AscToHTM Documentation for the AscToHTM conversion utility
This documentation can be downloaded as part of the documentation set in .zip format (200k).

Prev | Next | Contents


7 Using the preprocessor

The preprocessor was introduced in version V1.05 to allow users more flexibility in the HTML they generate. As such it moves AscToHTM towards being a HTML authoring tool, as opposed to a simple text conversion or migration tool. Although this wasn't AscToHTM's original intention, it is increasingly the use to which AscToHTM's "power users" are putting it. As such this is a rapidly growing area of functionally within the product.

The preprocessor looks for lines that begin with a special character sequence. Presently this is "$_$_", but this will become configurable in later versions.

Preprocessor lines are not normally output to the HTML generated. Instead they are used to modify AscToHTM's behaviour in a number of ways.


7.1 Marking up sections of text

The pre-processor can be used to mark sections in your document so that AscToHTM will process them as you wish.

Note:
AscToHTM does attempt to spot much user-formatted text automatically, but this is a difficult area and prone to error. Hence the use of these directives can reduce the error rate on such occasions.

7.1.1 User SECTIONS

This directive is used to divide the document up into named section types.

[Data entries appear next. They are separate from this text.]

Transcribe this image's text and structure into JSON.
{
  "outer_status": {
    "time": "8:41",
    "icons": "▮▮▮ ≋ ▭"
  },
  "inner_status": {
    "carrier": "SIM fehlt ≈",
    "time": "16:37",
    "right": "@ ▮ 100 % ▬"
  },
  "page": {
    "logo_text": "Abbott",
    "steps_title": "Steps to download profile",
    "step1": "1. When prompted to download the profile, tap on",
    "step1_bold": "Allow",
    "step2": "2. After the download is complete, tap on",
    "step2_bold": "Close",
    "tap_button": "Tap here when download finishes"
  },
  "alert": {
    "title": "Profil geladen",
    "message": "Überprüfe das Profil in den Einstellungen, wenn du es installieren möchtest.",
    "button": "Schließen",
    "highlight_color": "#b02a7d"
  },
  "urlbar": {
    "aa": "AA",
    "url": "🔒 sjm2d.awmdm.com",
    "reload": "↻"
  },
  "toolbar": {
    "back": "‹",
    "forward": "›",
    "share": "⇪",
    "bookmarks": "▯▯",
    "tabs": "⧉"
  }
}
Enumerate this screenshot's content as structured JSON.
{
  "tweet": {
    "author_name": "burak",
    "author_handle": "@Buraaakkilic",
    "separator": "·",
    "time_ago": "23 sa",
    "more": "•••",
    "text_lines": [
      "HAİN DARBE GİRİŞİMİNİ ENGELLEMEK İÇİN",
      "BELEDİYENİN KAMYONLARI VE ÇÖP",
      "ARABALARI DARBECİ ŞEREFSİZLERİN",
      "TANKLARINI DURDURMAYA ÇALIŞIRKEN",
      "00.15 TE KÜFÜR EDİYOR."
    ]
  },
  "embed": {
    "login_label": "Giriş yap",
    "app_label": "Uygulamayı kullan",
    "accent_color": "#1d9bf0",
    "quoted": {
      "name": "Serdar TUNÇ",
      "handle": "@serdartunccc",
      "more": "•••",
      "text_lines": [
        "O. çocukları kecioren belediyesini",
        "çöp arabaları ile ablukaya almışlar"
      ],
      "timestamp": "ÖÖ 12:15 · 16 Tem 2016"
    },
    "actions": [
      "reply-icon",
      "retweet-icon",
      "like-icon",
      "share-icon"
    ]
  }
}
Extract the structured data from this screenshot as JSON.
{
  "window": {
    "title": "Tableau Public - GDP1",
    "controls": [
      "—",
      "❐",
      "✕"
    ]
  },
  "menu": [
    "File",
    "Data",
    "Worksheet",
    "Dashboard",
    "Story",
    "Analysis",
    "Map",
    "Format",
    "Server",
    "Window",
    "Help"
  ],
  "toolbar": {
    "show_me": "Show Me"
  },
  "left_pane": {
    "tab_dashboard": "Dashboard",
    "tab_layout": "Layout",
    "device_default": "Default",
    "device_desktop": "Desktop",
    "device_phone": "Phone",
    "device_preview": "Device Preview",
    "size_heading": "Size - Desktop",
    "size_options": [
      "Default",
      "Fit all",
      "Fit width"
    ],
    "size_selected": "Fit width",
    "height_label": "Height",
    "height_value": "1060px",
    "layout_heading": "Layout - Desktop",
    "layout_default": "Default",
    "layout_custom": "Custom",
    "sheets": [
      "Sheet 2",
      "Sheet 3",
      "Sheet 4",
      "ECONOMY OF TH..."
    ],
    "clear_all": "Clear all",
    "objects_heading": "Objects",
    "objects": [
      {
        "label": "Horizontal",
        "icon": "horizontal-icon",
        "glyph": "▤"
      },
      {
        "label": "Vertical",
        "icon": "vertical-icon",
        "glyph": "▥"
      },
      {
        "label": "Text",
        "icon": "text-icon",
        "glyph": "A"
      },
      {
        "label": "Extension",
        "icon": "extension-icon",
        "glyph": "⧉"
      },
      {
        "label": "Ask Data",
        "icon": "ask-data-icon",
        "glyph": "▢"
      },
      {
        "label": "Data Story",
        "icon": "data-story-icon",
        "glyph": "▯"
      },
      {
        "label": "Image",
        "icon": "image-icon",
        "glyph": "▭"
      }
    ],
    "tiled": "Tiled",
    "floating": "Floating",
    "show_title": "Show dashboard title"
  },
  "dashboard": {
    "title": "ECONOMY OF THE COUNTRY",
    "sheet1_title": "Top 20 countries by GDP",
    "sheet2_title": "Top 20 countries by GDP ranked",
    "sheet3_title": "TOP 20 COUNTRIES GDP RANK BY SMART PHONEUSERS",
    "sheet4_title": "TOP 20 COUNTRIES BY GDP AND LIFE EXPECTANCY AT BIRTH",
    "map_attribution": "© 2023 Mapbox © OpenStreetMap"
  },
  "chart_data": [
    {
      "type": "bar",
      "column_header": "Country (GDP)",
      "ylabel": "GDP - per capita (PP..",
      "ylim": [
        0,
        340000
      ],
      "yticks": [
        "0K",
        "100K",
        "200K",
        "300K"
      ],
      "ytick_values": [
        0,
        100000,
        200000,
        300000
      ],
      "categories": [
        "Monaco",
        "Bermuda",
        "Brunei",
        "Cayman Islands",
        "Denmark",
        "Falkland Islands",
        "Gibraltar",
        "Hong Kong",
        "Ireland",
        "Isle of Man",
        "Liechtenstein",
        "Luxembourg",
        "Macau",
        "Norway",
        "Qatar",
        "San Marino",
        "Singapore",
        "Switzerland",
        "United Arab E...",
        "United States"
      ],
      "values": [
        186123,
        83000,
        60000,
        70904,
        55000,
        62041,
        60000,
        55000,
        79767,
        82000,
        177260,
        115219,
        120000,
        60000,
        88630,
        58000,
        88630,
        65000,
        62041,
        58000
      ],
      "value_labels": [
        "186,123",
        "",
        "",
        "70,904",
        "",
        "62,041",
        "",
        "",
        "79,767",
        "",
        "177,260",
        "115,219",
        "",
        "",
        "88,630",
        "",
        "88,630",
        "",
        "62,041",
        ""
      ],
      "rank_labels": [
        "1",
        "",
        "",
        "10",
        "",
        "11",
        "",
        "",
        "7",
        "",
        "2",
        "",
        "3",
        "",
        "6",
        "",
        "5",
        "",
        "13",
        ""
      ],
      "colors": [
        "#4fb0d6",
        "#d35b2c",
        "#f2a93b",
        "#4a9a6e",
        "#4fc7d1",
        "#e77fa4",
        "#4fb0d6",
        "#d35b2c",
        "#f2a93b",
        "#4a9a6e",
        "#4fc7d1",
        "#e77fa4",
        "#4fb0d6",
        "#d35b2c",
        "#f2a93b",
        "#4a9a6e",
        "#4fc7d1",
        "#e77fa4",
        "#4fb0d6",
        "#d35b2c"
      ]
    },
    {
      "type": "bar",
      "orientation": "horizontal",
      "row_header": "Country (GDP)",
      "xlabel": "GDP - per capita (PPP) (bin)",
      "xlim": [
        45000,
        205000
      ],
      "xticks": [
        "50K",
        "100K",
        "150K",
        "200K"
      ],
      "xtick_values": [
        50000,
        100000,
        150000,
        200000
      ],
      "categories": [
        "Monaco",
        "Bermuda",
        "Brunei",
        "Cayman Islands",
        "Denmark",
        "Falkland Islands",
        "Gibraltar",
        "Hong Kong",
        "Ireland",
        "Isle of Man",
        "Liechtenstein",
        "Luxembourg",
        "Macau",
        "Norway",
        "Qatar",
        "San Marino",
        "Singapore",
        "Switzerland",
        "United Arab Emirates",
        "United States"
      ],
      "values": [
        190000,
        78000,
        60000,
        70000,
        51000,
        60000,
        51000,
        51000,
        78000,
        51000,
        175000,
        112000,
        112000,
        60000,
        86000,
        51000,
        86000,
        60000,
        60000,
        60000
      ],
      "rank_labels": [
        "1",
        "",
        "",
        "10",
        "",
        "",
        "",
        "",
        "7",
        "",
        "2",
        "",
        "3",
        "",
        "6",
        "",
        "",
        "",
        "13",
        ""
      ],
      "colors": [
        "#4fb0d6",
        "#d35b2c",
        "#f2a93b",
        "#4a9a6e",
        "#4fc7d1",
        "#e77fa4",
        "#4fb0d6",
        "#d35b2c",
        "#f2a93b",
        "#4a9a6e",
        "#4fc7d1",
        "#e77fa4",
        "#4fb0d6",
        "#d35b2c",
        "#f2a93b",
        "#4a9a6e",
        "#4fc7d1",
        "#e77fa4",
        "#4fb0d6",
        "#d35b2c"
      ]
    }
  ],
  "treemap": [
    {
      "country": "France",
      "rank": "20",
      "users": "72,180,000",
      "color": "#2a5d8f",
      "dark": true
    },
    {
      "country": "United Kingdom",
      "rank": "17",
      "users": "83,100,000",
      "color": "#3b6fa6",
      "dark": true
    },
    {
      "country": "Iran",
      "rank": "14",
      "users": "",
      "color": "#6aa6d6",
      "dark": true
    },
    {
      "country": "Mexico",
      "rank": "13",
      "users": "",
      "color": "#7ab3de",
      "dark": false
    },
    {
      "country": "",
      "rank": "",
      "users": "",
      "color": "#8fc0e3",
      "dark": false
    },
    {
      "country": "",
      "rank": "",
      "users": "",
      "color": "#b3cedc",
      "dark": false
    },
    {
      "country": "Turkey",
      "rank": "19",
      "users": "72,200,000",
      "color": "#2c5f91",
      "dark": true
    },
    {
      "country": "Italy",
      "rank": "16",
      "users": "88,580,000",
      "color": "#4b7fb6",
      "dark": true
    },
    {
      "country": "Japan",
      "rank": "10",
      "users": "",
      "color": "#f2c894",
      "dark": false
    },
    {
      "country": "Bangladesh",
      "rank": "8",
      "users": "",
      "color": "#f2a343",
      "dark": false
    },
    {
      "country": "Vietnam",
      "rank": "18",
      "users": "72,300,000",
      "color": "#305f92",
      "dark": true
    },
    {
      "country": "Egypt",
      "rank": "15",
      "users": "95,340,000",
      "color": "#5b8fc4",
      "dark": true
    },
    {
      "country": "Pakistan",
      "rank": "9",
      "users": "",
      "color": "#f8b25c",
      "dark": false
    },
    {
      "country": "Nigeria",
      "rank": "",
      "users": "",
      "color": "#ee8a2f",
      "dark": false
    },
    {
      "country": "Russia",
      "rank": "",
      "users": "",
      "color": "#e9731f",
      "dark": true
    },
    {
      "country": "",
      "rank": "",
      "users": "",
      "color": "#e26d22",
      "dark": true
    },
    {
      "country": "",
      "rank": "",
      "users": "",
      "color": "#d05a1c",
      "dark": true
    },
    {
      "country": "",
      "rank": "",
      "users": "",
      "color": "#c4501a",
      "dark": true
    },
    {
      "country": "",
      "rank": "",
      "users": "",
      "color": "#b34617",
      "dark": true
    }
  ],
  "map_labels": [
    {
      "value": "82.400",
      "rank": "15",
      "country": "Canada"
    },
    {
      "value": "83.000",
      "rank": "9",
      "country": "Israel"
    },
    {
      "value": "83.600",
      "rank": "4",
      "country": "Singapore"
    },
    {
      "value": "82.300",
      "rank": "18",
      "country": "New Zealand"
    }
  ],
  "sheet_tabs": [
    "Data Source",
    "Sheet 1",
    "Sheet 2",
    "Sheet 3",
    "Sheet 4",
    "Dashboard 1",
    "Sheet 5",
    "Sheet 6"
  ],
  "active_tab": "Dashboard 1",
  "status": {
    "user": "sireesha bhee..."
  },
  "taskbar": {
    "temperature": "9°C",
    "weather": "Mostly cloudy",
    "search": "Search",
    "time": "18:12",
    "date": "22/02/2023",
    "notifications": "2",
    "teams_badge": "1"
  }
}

Section type names can be repeated through the document, and by default text is assumed to belong to a section called "all", indicating that this text is always copied to the output file.

Section type names must contain no white space, but may contain underscores.

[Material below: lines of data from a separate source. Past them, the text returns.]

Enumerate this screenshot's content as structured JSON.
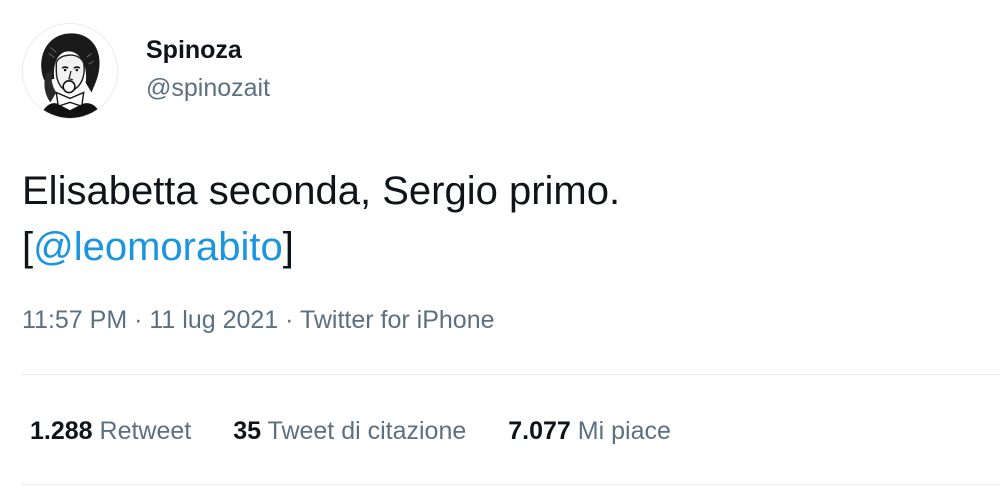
{
  "author": {
    "display_name": "Spinoza",
    "handle": "@spinozait",
    "avatar_icon": "spinoza-portrait-avatar"
  },
  "tweet": {
    "text_line1": "Elisabetta seconda, Sergio primo.",
    "bracket_open": "[",
    "mention": "@leomorabito",
    "bracket_close": "]"
  },
  "meta": {
    "time": "11:57 PM",
    "separator": " · ",
    "date": "11 lug 2021",
    "source": "Twitter for iPhone"
  },
  "stats": {
    "retweets": {
      "count": "1.288",
      "label": "Retweet"
    },
    "quotes": {
      "count": "35",
      "label": "Tweet di citazione"
    },
    "likes": {
      "count": "7.077",
      "label": "Mi piace"
    }
  },
  "colors": {
    "link": "#1b95e0",
    "secondary": "#5b7083",
    "primary": "#0f1419",
    "divider": "#e6ecf0"
  }
}
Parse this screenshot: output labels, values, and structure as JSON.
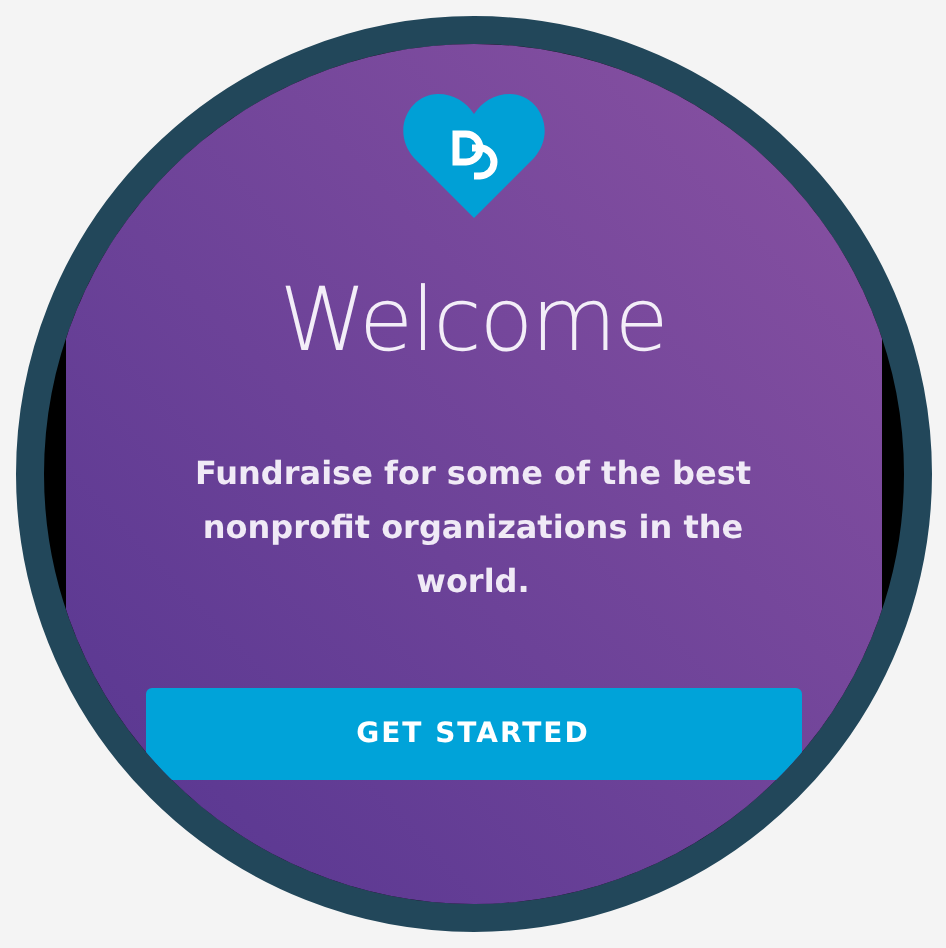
{
  "screen": {
    "title": "Welcome",
    "message": "Fundraise for some of the best nonprofit organizations in the world.",
    "button": {
      "label": "GET STARTED"
    }
  }
}
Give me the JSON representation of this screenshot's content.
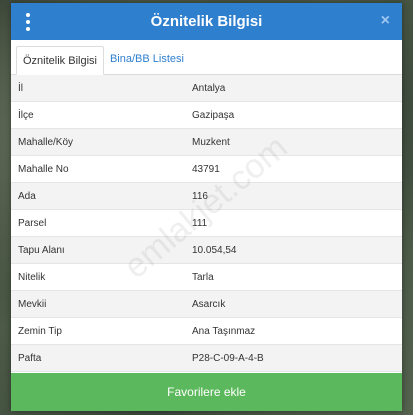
{
  "header": {
    "title": "Öznitelik Bilgisi",
    "close_glyph": "×",
    "menu_icon": "vertical-ellipsis-icon",
    "background_color": "#2f7fcf"
  },
  "tabs": [
    {
      "label": "Öznitelik Bilgisi",
      "active": true
    },
    {
      "label": "Bina/BB Listesi",
      "active": false
    }
  ],
  "attributes": [
    {
      "key": "İl",
      "value": "Antalya"
    },
    {
      "key": "İlçe",
      "value": "Gazipaşa"
    },
    {
      "key": "Mahalle/Köy",
      "value": "Muzkent"
    },
    {
      "key": "Mahalle No",
      "value": "43791"
    },
    {
      "key": "Ada",
      "value": "116"
    },
    {
      "key": "Parsel",
      "value": "111"
    },
    {
      "key": "Tapu Alanı",
      "value": "10.054,54"
    },
    {
      "key": "Nitelik",
      "value": "Tarla"
    },
    {
      "key": "Mevkii",
      "value": "Asarcık"
    },
    {
      "key": "Zemin Tip",
      "value": "Ana Taşınmaz"
    },
    {
      "key": "Pafta",
      "value": "P28-C-09-A-4-B"
    }
  ],
  "footer": {
    "favorite_label": "Favorilere ekle",
    "button_color": "#5cb85c"
  },
  "watermark": "emlakjet.com"
}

This has no effect unless the user supplies a policy file indicating that they wish to select only certain section types for output.

For example, if the text document looks like this

                Some text that'll always get copied, because it is in an
                "all" section type by default.
        $_$_SECTION Private
                Some text that will be copied either when the preprocessor
                is switched off, or when the user's policy file indicates
                that "private" section types are to be included.
        $_$_SECTION Other
                Likewise, this is an "other" section type.
        $_$_SECTION Private
                And here's some more "private" text.
        $_$_SECTION all
                Some text that will always get copied because it is explicitly
                in an "all" section type.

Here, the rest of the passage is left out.